Date: 2012-02-28 12:57 pm (UTC)
From: [identity profile] danieldwilliam.livejournal.com
I take your point that a machine will need to be maintained or replaced. That's a design challenge - mainly for Africans I'd suggest.

We have machinery in Scotland that provides clean, safe water and that can be maintained by folk who are readily available in Scotland.

So the problem sounds like one of chickens and eggs more than utter impossibility.

The pills will always work so long as either we are prepared to send them or Africans are prepared to spend double or triple what we spend on clean, water.

Date: 2012-02-28 04:27 pm (UTC)
From: [identity profile] f4f3.livejournal.com
I was being a bit unfair in assuming that the design work would be done in Europe, and shipped out with lost of stickers saying "Sealed Unit - No User Serviceable Parts Inside".

Date: 2012-02-28 04:55 pm (UTC)
From: [identity profile] danieldwilliam.livejournal.com
Nay - doomed to failure that.

One might want to take some European tech out there and ask them if this works for them but until you do a Hudson Bay Camp Out with it best to approach loading up the machines with kit we designed with caution.

Date: 2012-02-28 01:06 pm (UTC)
From: [identity profile] danieldwilliam.livejournal.com
When ever I've spoken to mum about her experiences of the handiness of Africans I've been impressed by how able they appear to be to create stuff that works that they can fix with whatever comes to hand.

Date: 2012-02-28 04:28 pm (UTC)
From: [identity profile] f4f3.livejournal.com
Agreed - I was thinking of past attempts at intervention using tools designed off site, which couldn't be maintained on-site.

Date: 2012-02-28 04:54 pm (UTC)
From: [identity profile] danieldwilliam.livejournal.com
I wonder how they will cope with the current fleet of Western cars when they become second hand cars and shipped out to Africa.

Dad somewhere has a couple of videos some rural types in Vietnam (?) and Africa building a bio-gas composter and a village oil refinery.

Both are genius works of applied engineering. The health and safety implications of the oil refinary made me wince.

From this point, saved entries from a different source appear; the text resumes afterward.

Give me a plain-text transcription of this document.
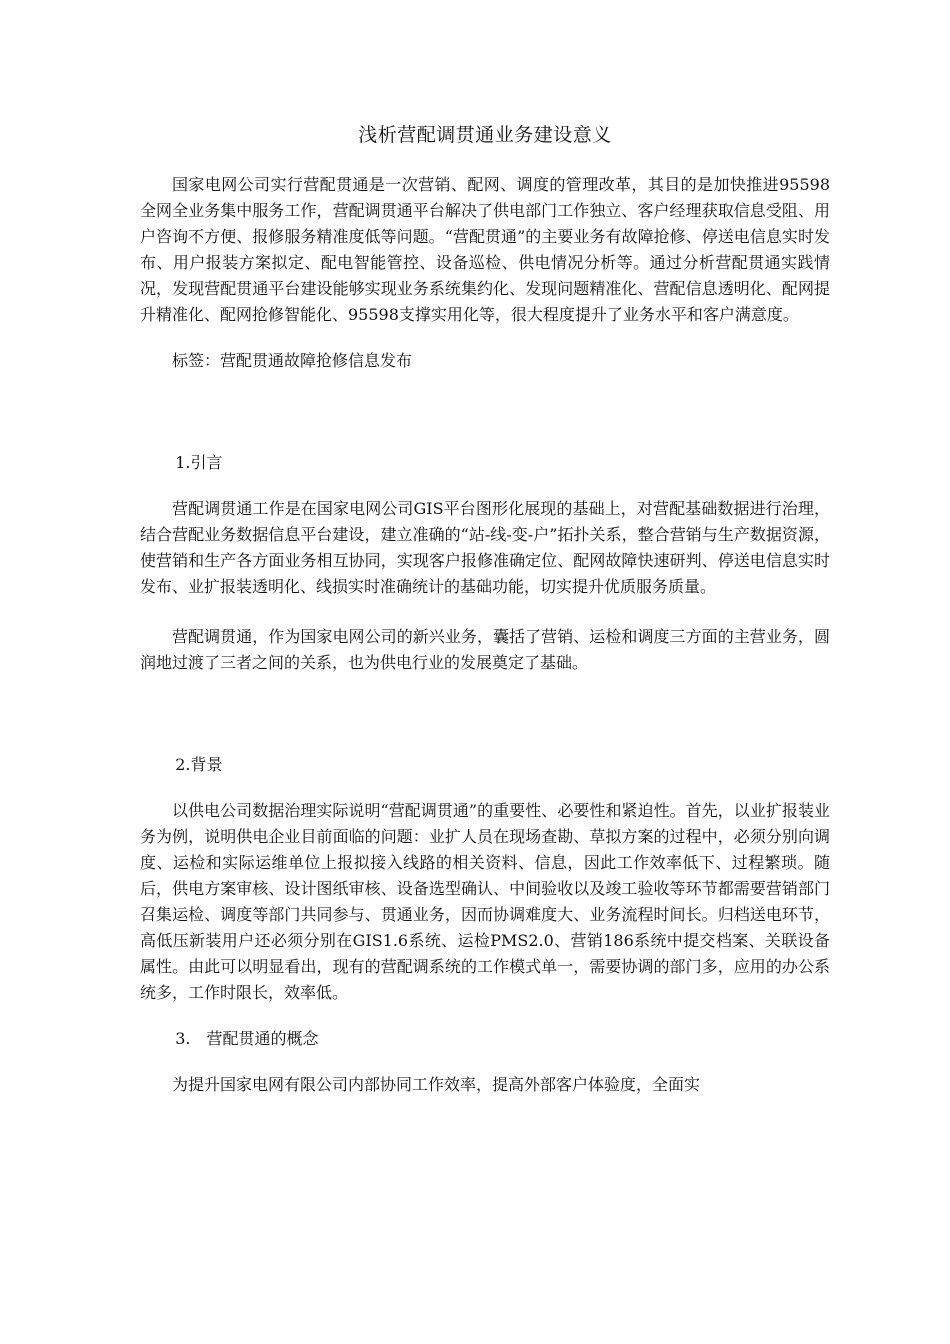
浅析营配调贯通业务建设意义

国家电网公司实行营配贯通是一次营销、配网、调度的管理改革，其目的是加快推进95598全网全业务集中服务工作，营配调贯通平台解决了供电部门工作独立、客户经理获取信息受阻、用户咨询不方便、报修服务精准度低等问题。“营配贯通”的主要业务有故障抢修、停送电信息实时发布、用户报装方案拟定、配电智能管控、设备巡检、供电情况分析等。通过分析营配贯通实践情况，发现营配贯通平台建设能够实现业务系统集约化、发现问题精准化、营配信息透明化、配网提升精准化、配网抢修智能化、95598支撑实用化等，很大程度提升了业务水平和客户满意度。

标签：营配贯通故障抢修信息发布

1.引言

营配调贯通工作是在国家电网公司GIS平台图形化展现的基础上，对营配基础数据进行治理，结合营配业务数据信息平台建设，建立准确的“站-线-变-户”拓扑关系，整合营销与生产数据资源，使营销和生产各方面业务相互协同，实现客户报修准确定位、配网故障快速研判、停送电信息实时发布、业扩报装透明化、线损实时准确统计的基础功能，切实提升优质服务质量。

营配调贯通，作为国家电网公司的新兴业务，囊括了营销、运检和调度三方面的主营业务，圆润地过渡了三者之间的关系，也为供电行业的发展奠定了基础。

2.背景

以供电公司数据治理实际说明“营配调贯通”的重要性、必要性和紧迫性。首先，以业扩报装业务为例，说明供电企业目前面临的问题：业扩人员在现场查勘、草拟方案的过程中，必须分别向调度、运检和实际运维单位上报拟接入线路的相关资料、信息，因此工作效率低下、过程繁琐。随后，供电方案审核、设计图纸审核、设备选型确认、中间验收以及竣工验收等环节都需要营销部门召集运检、调度等部门共同参与、贯通业务，因而协调难度大、业务流程时间长。归档送电环节，高低压新装用户还必须分别在GIS1.6系统、运检PMS2.0、营销186系统中提交档案、关联设备属性。由此可以明显看出，现有的营配调系统的工作模式单一，需要协调的部门多，应用的办公系统多，工作时限长，效率低。

3.　营配贯通的概念

为提升国家电网有限公司内部协同工作效率，提高外部客户体验度，全面实
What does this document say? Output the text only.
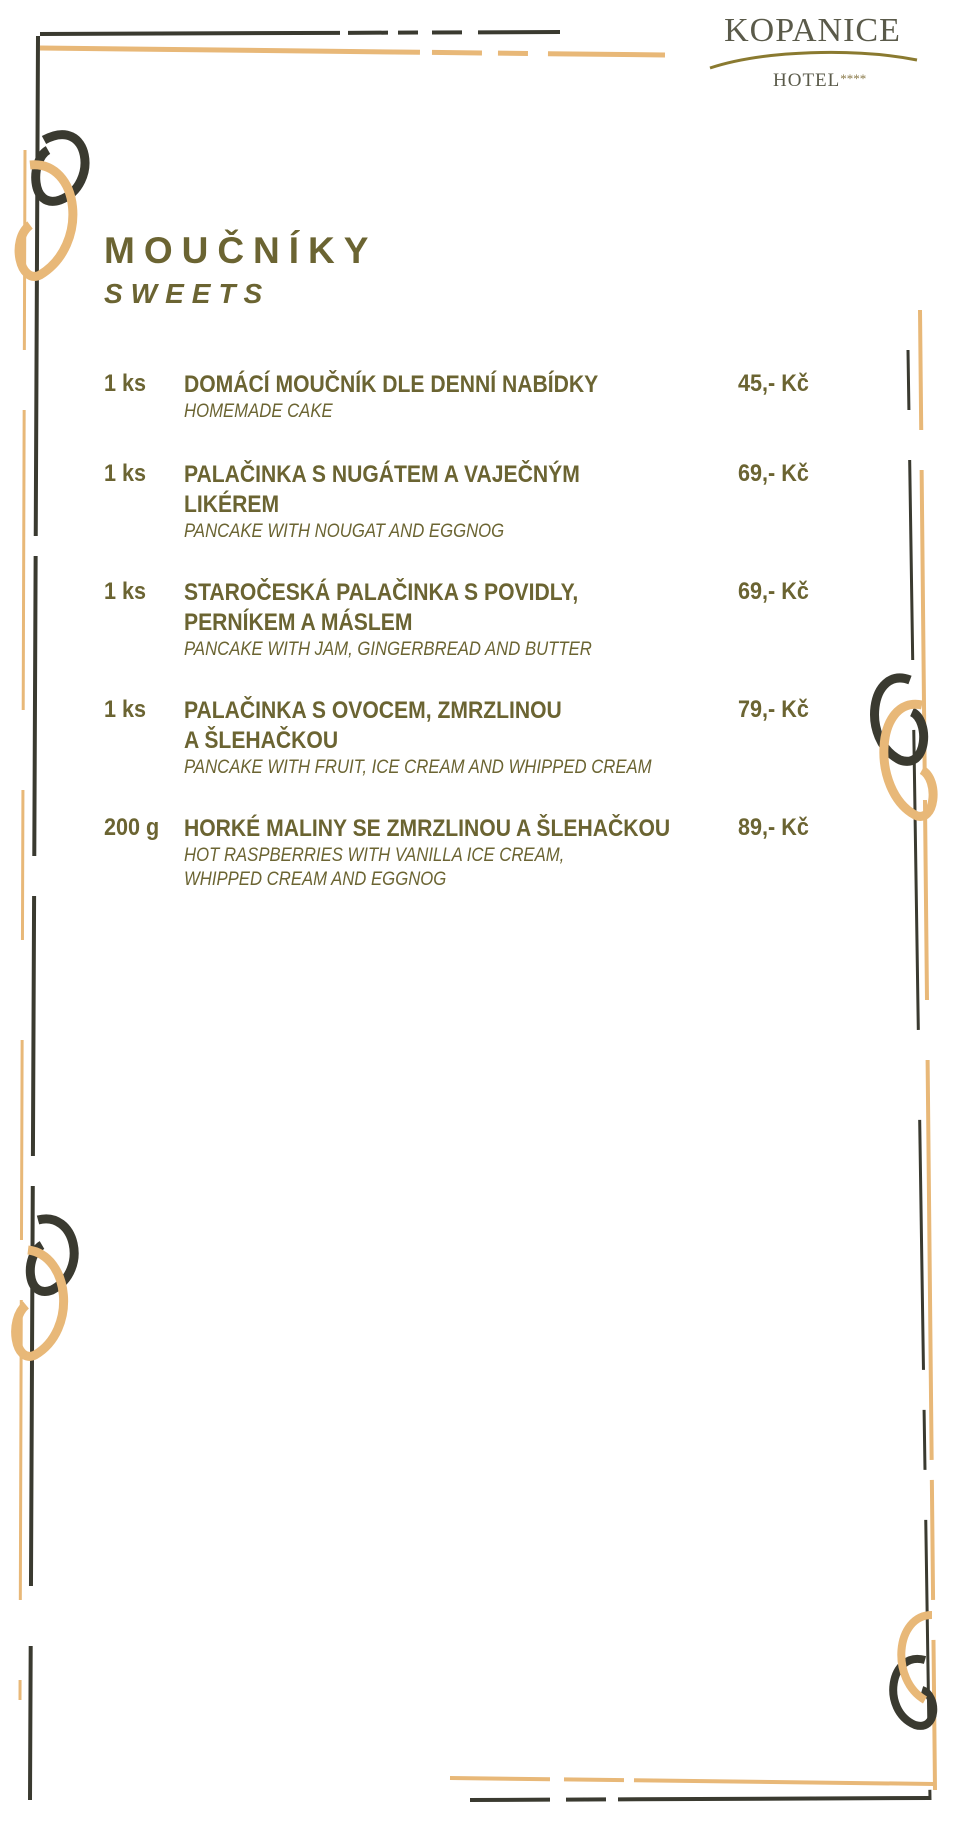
KOPANICE
HOTEL****
MOUČNÍKY
SWEETS
1 ks DOMÁCÍ MOUČNÍK DLE DENNÍ NABÍDKY
HOMEMADE CAKE
45,- Kč
1 ks PALAČINKA S NUGÁTEM A VAJEČNÝM
LIKÉREM
PANCAKE WITH NOUGAT AND EGGNOG
69,- Kč
1 ks STAROČESKÁ PALAČINKA S POVIDLY,
PERNÍKEM A MÁSLEM
PANCAKE WITH JAM, GINGERBREAD AND BUTTER
69,- Kč
1 ks PALAČINKA S OVOCEM, ZMRZLINOU
A ŠLEHAČKOU
PANCAKE WITH FRUIT, ICE CREAM AND WHIPPED CREAM
79,- Kč
200 g HORKÉ MALINY SE ZMRZLINOU A ŠLEHAČKOU
HOT RASPBERRIES WITH VANILLA ICE CREAM,
WHIPPED CREAM AND EGGNOG
89,- Kč
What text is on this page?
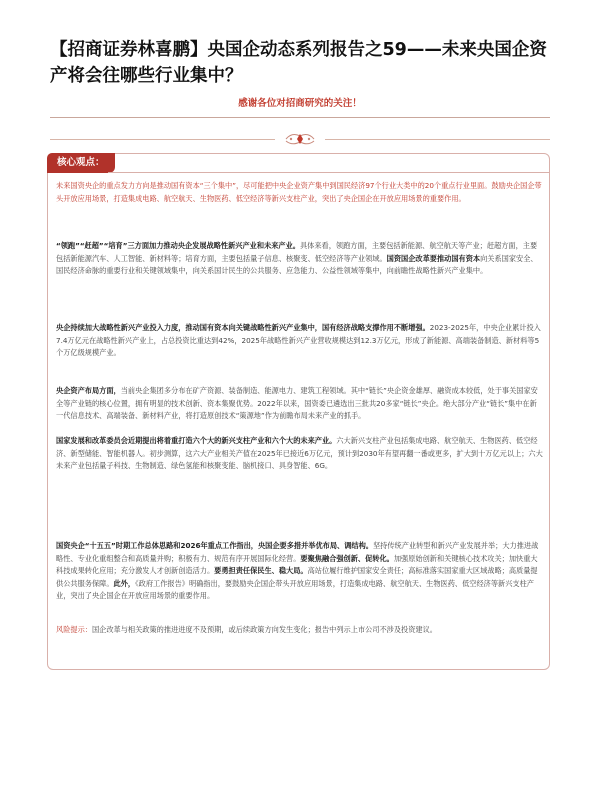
【招商证券林喜鹏】央国企动态系列报告之59——未来央国企资产将会往哪些行业集中？
感谢各位对招商研究的关注！
核心观点：
未来国资央企的重点发力方向是推动国有资本“三个集中”，尽可能把中央企业资产集中到国民经济97个行业大类中的20个重点行业里面。鼓励央企国企带头开放应用场景，打造集成电路、航空航天、生物医药、低空经济等新兴支柱产业，突出了央企国企在开放应用场景的重要作用。
“领跑”“赶超”“培育”三方面加力推动央企发展战略性新兴产业和未来产业。具体来看，领跑方面，主要包括新能源、航空航天等产业；赶超方面，主要包括新能源汽车、人工智能、新材料等；培育方面，主要包括量子信息、核聚变、低空经济等产业领域。国资国企改革要推动国有资本向关系国家安全、国民经济命脉的重要行业和关键领域集中，向关系国计民生的公共服务、应急能力、公益性领域等集中，向前瞻性战略性新兴产业集中。
央企持续加大战略性新兴产业投入力度，推动国有资本向关键战略性新兴产业集中，国有经济战略支撑作用不断增强。2023-2025年，中央企业累计投入7.4万亿元在战略性新兴产业上，占总投资比重达到42%，2025年战略性新兴产业营收规模达到12.3万亿元，形成了新能源、高端装备制造、新材料等5个万亿级规模产业。
央企资产布局方面，当前央企集团多分布在矿产资源、装备制造、能源电力、建筑工程领域。其中“链长”央企资金雄厚、融资成本较低，处于事关国家安全等产业链的核心位置，拥有明显的技术创新、资本集聚优势。2022年以来，国资委已遴选出三批共20多家“链长”央企。绝大部分产业“链长”集中在新一代信息技术、高端装备、新材料产业，将打造原创技术“策源地”作为前瞻布局未来产业的抓手。
国家发展和改革委员会近期提出将着重打造六个大的新兴支柱产业和六个大的未来产业。六大新兴支柱产业包括集成电路、航空航天、生物医药、低空经济、新型储能、智能机器人。初步测算，这六大产业相关产值在2025年已接近6万亿元，预计到2030年有望再翻一番或更多，扩大到十万亿元以上；六大未来产业包括量子科技、生物制造、绿色氢能和核聚变能、脑机接口、具身智能、6G。
国资央企“十五五”时期工作总体思路和2026年重点工作指出，央国企要多措并举优布局、调结构。坚持传统产业转型和新兴产业发展并举；大力推进战略性、专业化重组整合和高质量并购；积极有力、规范有序开展国际化经营。要聚焦融合强创新、促转化。加强原始创新和关键核心技术攻关；加快重大科技成果转化应用；充分激发人才创新创造活力。要勇担责任保民生、稳大局。高站位履行维护国家安全责任；高标准落实国家重大区域战略；高质量提供公共服务保障。此外，《政府工作报告》明确指出，要鼓励央企国企带头开放应用场景，打造集成电路、航空航天、生物医药、低空经济等新兴支柱产业，突出了央企国企在开放应用场景的重要作用。
风险提示：国企改革与相关政策的推进进度不及预期，或后续政策方向发生变化；报告中列示上市公司不涉及投资建议。
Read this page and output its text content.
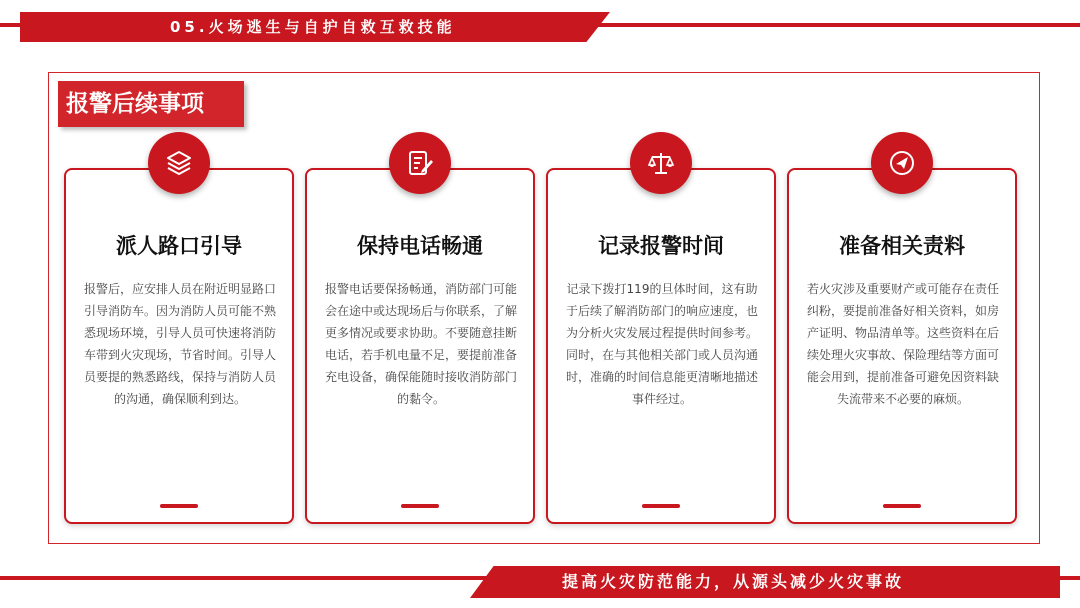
05.火场逃生与自护自救互救技能
报警后续事项
派人路口引导
报警后，应安排人员在附近明显路口引导消防车。因为消防人员可能不熟悉现场环境，引导人员可快速将消防车带到火灾现场，节省时间。引导人员要提的熟悉路线，保持与消防人员的沟通，确保顺利到达。
保持电话畅通
报警电话要保扬畅通，消防部门可能会在途中或达现场后与你联系，了解更多情况或要求协助。不要随意挂断电话，若手机电量不足，要提前准备充电设备，确保能随时接收消防部门的黏令。
记录报警时间
记录下拨打119的旦体时间，这有助于后续了解消防部门的响应速度，也为分析火灾发展过程提供时间参考。同时，在与其他相关部门或人员沟通时，准确的时间信息能更清晰地描述事件经过。
准备相关责料
若火灾涉及重要财产或可能存在责任纠粉，要提前准备好相关资料，如房产证明、物品清单等。这些资料在后续处理火灾事故、保险理结等方面可能会用到，提前准备可避免因资料缺失流带来不必要的麻烦。
提高火灾防范能力，从源头减少火灾事故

Date: 2012-02-28 05:00 pm (UTC)
From: [identity profile] danieldwilliam.livejournal.com
incidentally key strenghts of the AK-47 and the Sherman - on-site maintenance.

Date: 2012-02-29 09:25 am (UTC)
andrewducker: (Default)
From: [personal profile] andrewducker
I’m just wondering aloud if it’s the very best way of providing them with clean, safe water in the long term.

I can't think of a better one, at least for the moment. There may be a long term solution, but even then I doubt that there's one for the next 10 years, until we can have robot slaves build water purification plants in each village.

Date: 2012-02-29 09:33 am (UTC)
From: [identity profile] danieldwilliam.livejournal.com
Well, we could divert some small percentage of the funds raised into a water capital infrastructure fund and use the proceeds from that to pay for the water purification plants.

Or we could admit that we are applying a bit of sticking plaster and that if we wanted to solve the problem permanently rather than temporally we're going to have to pony up for some proper capital infrastructure.

Or we could support the building of a co-op water purification pill manufacturing plants through out Africa.

Failing robot slaves in the near term that is.

Date: 2012-02-29 11:07 am (UTC)
andrewducker: (Default)
From: [personal profile] andrewducker
Are water purification plants small enough to distribute them locally to each place they're needed? Alternatively, is the cost of pipes covering all of Africa lower than the current system?

Creating the pills/materials locally does sound like a good idea that at least funnels more money into the country, increases skills, etc.

Date: 2012-02-29 12:46 pm (UTC)
From: [identity profile] danieldwilliam.livejournal.com
Good questions, good questions.

Consulting Google I find you can buy electricity-free chemical-free purifications systems for a boat or an RV for about £200. The cartridges are about £60. Or for a home at £1,800, cartridges at £300 and they last for a year. Looking at the specs I think the home sized ones might service an entire hamlet. So, they exist, they are just a little more expensive when bought retail.

I'm not sure if the cost of a full on pipe network would be cheaper than the current system. (Even allowing for the improvements in labour productivity from not having to hump water from the well). Certainly, it’s a huge capital investment and we’ve been building our water network for a couple of hundred years.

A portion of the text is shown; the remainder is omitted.